The Ethereal Plane is another dimension, described in more detail on Pages 48 and 49 of the DMG. It may help you to replace the term "plane" with "dimension." The ethereal plane borders several other planes, and is often described as a muted, foggy outline of whatever exists on the plane that it borders.
So, take for example that you are in a corridor inside of Castle Ravenloft. There is a spot in the ethereal plane which looks exactly the same as the castle corridor, except it's all fuzzy looking and grey and foggy. Any creature on the ethereal plane is invisible to the stuff in the castle corridor, but the creatures in the corridor are visible to the ethereal denizens. Creatures on the ethereal plane also feel no gravity, and can move through walls easily.
The ethereal plane is used very often then for travel, as well as espionage, since travelers can move through walls, as well as spy on people on the material plane without worry of being discovered. Ghosts and other such incorporial undead can move into this plane at will (which is what allows them to turn invisible).
If a character can use true sight, they can see into this plane. So if anything is spying on them using this plane, they will see it. They can also see ghosts and other such spirits that try to hide from them by moving into this plane. They will also see things that were hidden in the ethereal plane for safe keeping.
As for the effect of this on your campign, that really depends on how much you use alternate dimensions as a DM. If you don't use the ethereal plane for very much, the spell just means that the PC can follow ghosts and other such things, as you have noted. If you like to put spies in there, or other such hidden things "stashed away in the fourth dimension", then the PCs will notice those things. The effect is pretty minimal, since your players would acctually have to shift themselves into the ethereal plane in order to affect anything you put on that plane.
As noted by Andrewk, Ravenloft is filled to the brim with trapped ghosts. Even if they don't directly interact with the players, it can be a powerful narrative/aesthetic device for the PCs to see so many souls in the ethereal plane as they move through the castle.
That's a 20th level epic boon (so very powerful)
The power of a permanent truesight effect would be situational. If you measure 'power' by raw combat ability, then unless you're fighting invisible creatures truesight has little effect. Even if this player is fighting invisible monsters, the rest of the party is still vulnerable. So it shouldn't break combat balance. Outside combat, truesight would also be of little use if you don't encounter illusions or shapechangers or ethereal creatures, although if you do encounter those things it solves those challenges trivially, which may be an issue for the DM trying to make interesting challenges. The range would also be a big factor. Truesight to a range of 10ft (for instance) requires the player to be standing very close to the item of interest and wouldn't be as powerful as a range of 60ft, which would reveal an entire room.
But if we want to see how powerful the ability of permanent truesight is in general, we can look at where the game designers have made truesight available for player characters. You have already noticed truesight's availability as a 6th level spell, which automatically puts it in a rather high echelon of power. But where would permanent truesight fit into the picture?
The answer is found in page 232 of the Dungeon Master's Guide, under Epic Boons. Epic Boons are only available to player characters who are at level 20 and are made to extend the power of already-powerful 20th level characters. Of these epic boons, there is one which provides exactly the effect you are considering:
Boon of Truesight
You have truesight out to a range of 60 feet.
If the game designers thought that permanent truesight (to 60ft) is something worthy for only a 20th level character, you should be very cautious with giving out a similar ability to a lower level player character. Putting a much shorter range and/or limited uses per day might (might) help balance it for lower level characters, although it will still be very powerful in certain situations.
Best Answer
They convey the same information in this secenario. You correctly interpret that True Seeing grants you a range of 120 feet., and that Truesight enables you to see into the Ethereal Plane within the specific range that is 120 feet.

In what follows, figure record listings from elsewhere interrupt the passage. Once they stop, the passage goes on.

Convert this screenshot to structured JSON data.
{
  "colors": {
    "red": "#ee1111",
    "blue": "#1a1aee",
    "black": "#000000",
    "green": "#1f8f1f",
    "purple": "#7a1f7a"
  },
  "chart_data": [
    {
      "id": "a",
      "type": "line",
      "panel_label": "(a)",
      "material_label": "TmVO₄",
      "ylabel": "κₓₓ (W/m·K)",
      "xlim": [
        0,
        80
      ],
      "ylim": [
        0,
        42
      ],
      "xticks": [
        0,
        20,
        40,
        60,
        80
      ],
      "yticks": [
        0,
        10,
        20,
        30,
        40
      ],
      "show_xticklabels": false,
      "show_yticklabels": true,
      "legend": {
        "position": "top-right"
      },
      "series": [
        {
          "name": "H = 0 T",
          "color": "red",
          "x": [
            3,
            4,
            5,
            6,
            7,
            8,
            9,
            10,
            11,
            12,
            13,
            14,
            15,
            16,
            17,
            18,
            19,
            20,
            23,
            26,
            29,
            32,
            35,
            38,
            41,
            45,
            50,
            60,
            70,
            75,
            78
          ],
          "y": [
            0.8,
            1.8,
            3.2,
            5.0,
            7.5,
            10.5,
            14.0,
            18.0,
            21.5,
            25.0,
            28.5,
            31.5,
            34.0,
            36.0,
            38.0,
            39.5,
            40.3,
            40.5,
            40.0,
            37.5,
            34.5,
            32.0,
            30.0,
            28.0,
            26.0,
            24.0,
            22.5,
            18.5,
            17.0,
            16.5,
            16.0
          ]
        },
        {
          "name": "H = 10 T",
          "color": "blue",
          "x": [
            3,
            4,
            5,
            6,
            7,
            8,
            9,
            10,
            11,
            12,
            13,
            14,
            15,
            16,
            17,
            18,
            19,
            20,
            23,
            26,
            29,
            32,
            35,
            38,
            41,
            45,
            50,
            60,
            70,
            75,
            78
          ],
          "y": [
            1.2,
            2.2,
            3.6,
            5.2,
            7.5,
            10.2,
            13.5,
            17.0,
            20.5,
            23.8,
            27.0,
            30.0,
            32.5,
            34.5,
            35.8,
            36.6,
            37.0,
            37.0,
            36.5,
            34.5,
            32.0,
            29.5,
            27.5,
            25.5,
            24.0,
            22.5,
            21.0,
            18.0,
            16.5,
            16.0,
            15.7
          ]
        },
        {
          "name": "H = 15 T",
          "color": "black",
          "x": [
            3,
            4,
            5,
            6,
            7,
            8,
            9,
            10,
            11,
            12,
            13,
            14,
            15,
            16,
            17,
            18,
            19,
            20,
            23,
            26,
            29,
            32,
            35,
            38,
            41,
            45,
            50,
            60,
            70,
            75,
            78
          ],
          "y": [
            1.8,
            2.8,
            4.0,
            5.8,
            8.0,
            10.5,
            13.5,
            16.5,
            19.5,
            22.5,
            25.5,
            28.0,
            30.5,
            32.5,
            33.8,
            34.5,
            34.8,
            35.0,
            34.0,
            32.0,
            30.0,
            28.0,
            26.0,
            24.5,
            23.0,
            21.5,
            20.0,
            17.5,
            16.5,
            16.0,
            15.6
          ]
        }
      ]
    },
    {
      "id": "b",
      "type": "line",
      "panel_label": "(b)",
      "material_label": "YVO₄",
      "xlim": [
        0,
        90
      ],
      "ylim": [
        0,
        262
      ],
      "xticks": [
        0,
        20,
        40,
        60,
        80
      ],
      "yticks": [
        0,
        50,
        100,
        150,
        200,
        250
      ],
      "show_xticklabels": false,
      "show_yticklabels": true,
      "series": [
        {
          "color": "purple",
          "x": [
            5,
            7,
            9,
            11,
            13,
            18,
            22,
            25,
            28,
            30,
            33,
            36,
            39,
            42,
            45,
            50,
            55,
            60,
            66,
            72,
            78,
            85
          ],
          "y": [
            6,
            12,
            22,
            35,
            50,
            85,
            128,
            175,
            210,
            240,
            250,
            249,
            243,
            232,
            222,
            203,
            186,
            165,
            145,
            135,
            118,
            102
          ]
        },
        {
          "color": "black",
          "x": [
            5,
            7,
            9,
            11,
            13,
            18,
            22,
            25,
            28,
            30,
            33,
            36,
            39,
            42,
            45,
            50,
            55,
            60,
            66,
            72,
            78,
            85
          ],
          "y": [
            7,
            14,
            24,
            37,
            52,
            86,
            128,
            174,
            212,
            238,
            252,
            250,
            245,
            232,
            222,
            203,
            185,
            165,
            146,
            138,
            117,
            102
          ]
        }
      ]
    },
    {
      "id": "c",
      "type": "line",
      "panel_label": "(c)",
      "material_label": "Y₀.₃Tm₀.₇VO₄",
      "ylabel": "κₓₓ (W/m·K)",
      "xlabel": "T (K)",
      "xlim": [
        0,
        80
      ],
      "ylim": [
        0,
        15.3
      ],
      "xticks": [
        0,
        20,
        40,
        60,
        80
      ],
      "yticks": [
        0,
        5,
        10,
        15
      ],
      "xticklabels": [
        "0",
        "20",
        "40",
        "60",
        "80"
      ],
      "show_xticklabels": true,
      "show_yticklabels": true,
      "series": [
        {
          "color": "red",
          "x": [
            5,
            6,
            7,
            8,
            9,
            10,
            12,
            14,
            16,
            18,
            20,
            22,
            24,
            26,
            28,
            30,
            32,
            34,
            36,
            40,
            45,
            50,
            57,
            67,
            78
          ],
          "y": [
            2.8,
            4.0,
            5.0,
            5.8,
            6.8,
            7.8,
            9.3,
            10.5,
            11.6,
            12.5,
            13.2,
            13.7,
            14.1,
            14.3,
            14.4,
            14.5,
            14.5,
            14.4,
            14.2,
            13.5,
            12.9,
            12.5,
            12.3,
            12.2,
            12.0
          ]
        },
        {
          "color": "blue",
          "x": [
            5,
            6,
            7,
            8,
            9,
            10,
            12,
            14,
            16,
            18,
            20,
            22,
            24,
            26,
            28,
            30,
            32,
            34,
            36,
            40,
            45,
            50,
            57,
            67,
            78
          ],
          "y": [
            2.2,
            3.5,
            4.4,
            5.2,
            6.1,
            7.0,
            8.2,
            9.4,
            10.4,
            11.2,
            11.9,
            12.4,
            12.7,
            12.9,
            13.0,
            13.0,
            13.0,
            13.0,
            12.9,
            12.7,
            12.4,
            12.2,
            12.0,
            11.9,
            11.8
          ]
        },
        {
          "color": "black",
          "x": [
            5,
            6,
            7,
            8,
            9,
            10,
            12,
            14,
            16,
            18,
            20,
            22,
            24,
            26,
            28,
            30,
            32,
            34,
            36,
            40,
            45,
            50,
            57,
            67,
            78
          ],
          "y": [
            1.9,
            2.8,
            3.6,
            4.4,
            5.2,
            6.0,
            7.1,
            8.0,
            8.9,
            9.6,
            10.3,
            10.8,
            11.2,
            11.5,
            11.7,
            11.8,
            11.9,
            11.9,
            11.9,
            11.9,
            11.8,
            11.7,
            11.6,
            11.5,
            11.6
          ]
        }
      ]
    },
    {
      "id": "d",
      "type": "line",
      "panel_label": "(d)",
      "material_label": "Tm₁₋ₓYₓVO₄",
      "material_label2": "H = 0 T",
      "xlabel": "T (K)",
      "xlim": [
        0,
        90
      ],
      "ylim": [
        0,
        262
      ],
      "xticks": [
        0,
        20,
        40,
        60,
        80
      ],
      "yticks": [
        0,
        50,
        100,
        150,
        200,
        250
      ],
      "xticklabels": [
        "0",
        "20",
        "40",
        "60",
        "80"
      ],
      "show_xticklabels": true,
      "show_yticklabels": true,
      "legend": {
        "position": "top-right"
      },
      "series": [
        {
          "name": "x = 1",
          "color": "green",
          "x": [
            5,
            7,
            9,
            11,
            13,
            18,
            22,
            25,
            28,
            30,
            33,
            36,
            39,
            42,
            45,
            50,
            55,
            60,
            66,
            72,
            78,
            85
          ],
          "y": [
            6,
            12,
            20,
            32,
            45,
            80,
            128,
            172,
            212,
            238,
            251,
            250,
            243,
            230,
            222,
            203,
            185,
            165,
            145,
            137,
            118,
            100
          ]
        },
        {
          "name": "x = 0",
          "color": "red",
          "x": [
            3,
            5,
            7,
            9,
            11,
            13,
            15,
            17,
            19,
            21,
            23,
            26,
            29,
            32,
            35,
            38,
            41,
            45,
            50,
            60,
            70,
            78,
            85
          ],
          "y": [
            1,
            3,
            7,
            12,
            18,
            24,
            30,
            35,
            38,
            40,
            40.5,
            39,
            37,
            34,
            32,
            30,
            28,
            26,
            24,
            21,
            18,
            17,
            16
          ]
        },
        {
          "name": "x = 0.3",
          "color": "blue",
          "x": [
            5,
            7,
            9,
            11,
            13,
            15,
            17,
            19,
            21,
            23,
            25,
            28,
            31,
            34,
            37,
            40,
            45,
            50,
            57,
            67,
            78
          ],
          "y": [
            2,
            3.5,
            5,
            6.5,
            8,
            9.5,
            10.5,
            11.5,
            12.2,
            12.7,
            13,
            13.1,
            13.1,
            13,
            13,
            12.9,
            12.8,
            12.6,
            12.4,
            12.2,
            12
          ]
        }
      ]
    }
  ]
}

A common game design idea is to make information available that faces the person who needs it. The text of Truesight is GM facing and the text of True Seeing is player facing — see that Truesight appears in the BR chapter 12 part 4 Dungeon Master's Tools about the senses of Monsters. So while the information itself is redundant it accomplishes an emphasis that maybe isn't as obvious as the other aspects of what Truesight grants the player. Did the editor use that principle, or did they miss it? We don't know, and the editor probably doesn't remember anymore.